Sleep Affects Hearing

Sleep disorders are known to affect our wellbeing, but did you know the lack of sleep affects hearing also? Those suffering from insomnia, sleep apnea, and hypertension can risk developing hearing loss and worsen the symptoms of tinnitus likewise.

According to Better Health Australia, about one out of six Australians suffers from some kind of hearing loss. It’s often caused by:

  1. Ear infections
  2. Damaged eardrum
  3. Aging
  4. Conditions such as meningitis and tinnitus
  5. Loud noises
  6. Meniere’s disease
  7. Acoustic neuroma
  8. Stress

While it’s no surprise that the lack of sleep can affect our overall health, deprivation of rest and recharge can damage our hearing systems. So, how does the lack of sleep affects hearing?

How the Lack of Sleep Affects Hearing

Our ears vs. sleep and stress

Our ears contain several nerve endings and blood vessels that transmit information to the brain. When under stress, it can cause significant changes such as ringing in the ears, muted sounds, or damaged blood vessels. Here’s how sleep affects hearing.

Ears and poor blood circulation

Sleep deprivation can affect our cardiovascular health and induce heart problems. When the heart suffers inconsiderably, it leads to poor blood circulation in the body, including your ears.

The hair cells in the ear detect sound and send information to the brain through blood flow. Poor blood circulation can disrupt the process and cause low or loss of hearing.

Those suffering from sleep apnea also tend to have constricted blood flow which leads to sleep affects hearing.

Those with sleep apnea are at risk for hearing loss

According to a study, people with sleep apnea have a 31% increase in high-frequency hearing impairment and 90% low frequency. Further studies have been done to connect the two factors.

However, when you have sleep apnea, it doesn’t mean you’ll have hearing impairment all the same. Just take note that stress is a factor for sleep apnea as well.

Stress, trauma, and tinnitus

Tinnitus is a hearing condition where the person hears some sort of buzzing, ringing, whistling, or roaring sound when there’s no physical noise present. About 20% of Australians suffer tinnitus and it’s not that harmful at all. Usually, people who are stressed and anxious have tinnitus.

To avoid the ringing noise, you can divert your attention to other things instead. Also, try to de-stress yourself from anxious depression.


Sleep affects hearing: How to combat sleep deprivation and stress

Your hearing impairment can be minimized if you take good care of your health. Here’s how to get a good night’s sleep and keep your hearing intact.

Exercise regularly

Exercise gets your knots loosened and allows better blood flow in the body. Getting your heart the pump it needs is a good way to improve body circulation. What’s more, exercise has tons of benefits such as weight loss, better sleep, and boosts mood.

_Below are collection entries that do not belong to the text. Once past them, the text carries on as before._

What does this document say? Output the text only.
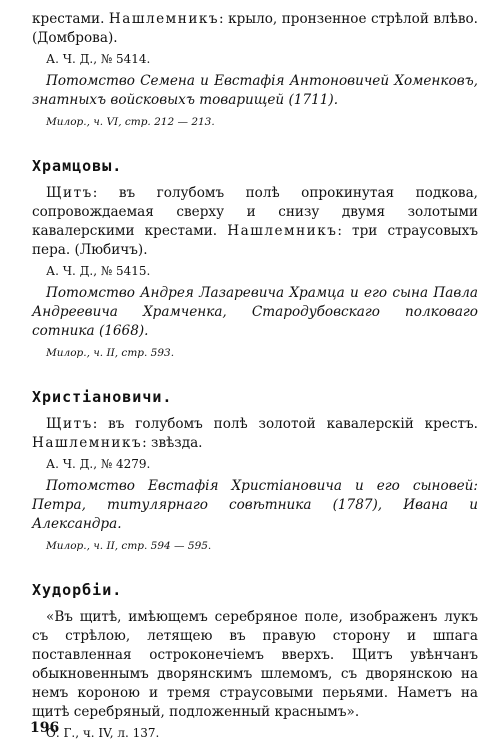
крестами. Нашлемникъ: крыло, пронзенное стрѣлой влѣво. (Домброва).

А. Ч. Д., № 5414.

Потомство Семена и Евстафія Антоновичей Хоменковъ, знатныхъ войсковыхъ товарищей (1711).

Милор., ч. VI, стр. 212 — 213.

Храмцовы.

Щитъ: въ голубомъ полѣ опрокинутая подкова, сопровождаемая сверху и снизу двумя золотыми кавалерскими крестами. Нашлемникъ: три страусовыхъ пера. (Любичъ).

А. Ч. Д., № 5415.

Потомство Андрея Лазаревича Храмца и его сына Павла Андреевича Храмченка, Стародубовскаго полковаго сотника (1668).

Милор., ч. II, стр. 593.

Христіановичи.

Щитъ: въ голубомъ полѣ золотой кавалерскій крестъ. Нашлемникъ: звѣзда.

А. Ч. Д., № 4279.

Потомство Евстафія Христіановича и его сыновей: Петра, титулярнаго совѣтника (1787), Ивана и Александра.

Милор., ч. II, стр. 594 — 595.

Худорбіи.

«Въ щитѣ, имѣющемъ серебряное поле, изображенъ лукъ съ стрѣлою, летящею въ правую сторону и шпага поставленная остроконечіемъ вверхъ. Щитъ увѣнчанъ обыкновеннымъ дворянскимъ шлемомъ, съ дворянскою на немъ короною и тремя страусовыми перьями. Наметъ на щитѣ серебряный, подложенный краснымъ».

О. Г., ч. IV, л. 137.

196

Exercising regularly helps maintain blood pressure, improve circulation, beat obesity for sleep apnea, and combat stress and anxiety. Overall, this is a go-to-sleep and stress-buster!

Stick to a regular sleep-wake schedule

To keep your circadian rhythm intact, you need to stick to a habitual sleep-wake cycle. Throwing off your sleep schedule will make you feel stressed and deprived of sleep. What’s more, it’ll decrease the likelihood of higher blood pressure, thwart brain fog, and prevents daytime fatigue.

Throwing off your sleep balance will also affect your stress hormones. Sleep affects metabolism and hormonal productions, especially with the body’s appetite signals – ghrelin and leptin. Ghrelin is a hormone responsible for increasing your appetite, while, leptin signals food satiety. Sleep deprivation mixes up the signal and increases one’s ghrelin production while lowering the leptin hormone.

Purchase quality bed products

If you want to be more comfortable at night, why not invest in quality products at Solace Sleep for a good night’s rest. We have a collection of mattresses, bed frames, and adjustable beds that will improve sleep quality and lowering some complications brought by diabetes.

An adjustable bed will do wonderfully to promote body circulation. You can fine-tune the lower half of the bed to elevate the feet. This reduces pooling since blood flow returns to the heart (due to gravity), thus reducing the strain also.

Practice good sleeping habits

You can practice good sleeping habits by doing any of the following:

1.       Invest in good pillows and mattresses

2.       Lower the lights when you’re about to sleep

3.       Put down electronics 30 minutes before sleeping

4.       Practice bedtime routine like reading, listening to music or drinking hot milk

5.       Prop a pillow on your lower back or legs to support you

Change your sleep environment

Your sleep environment, a.k.a., the bedroom, itself can put a strain on your sleep. Is your room disorganized? You know what they say, “A messy room is a messy mind.”

If your room is disorganized it can create tension and worries. You might not know it, but having too many items can disturb you. Clean and organize your bedroom for a worry-free sleep!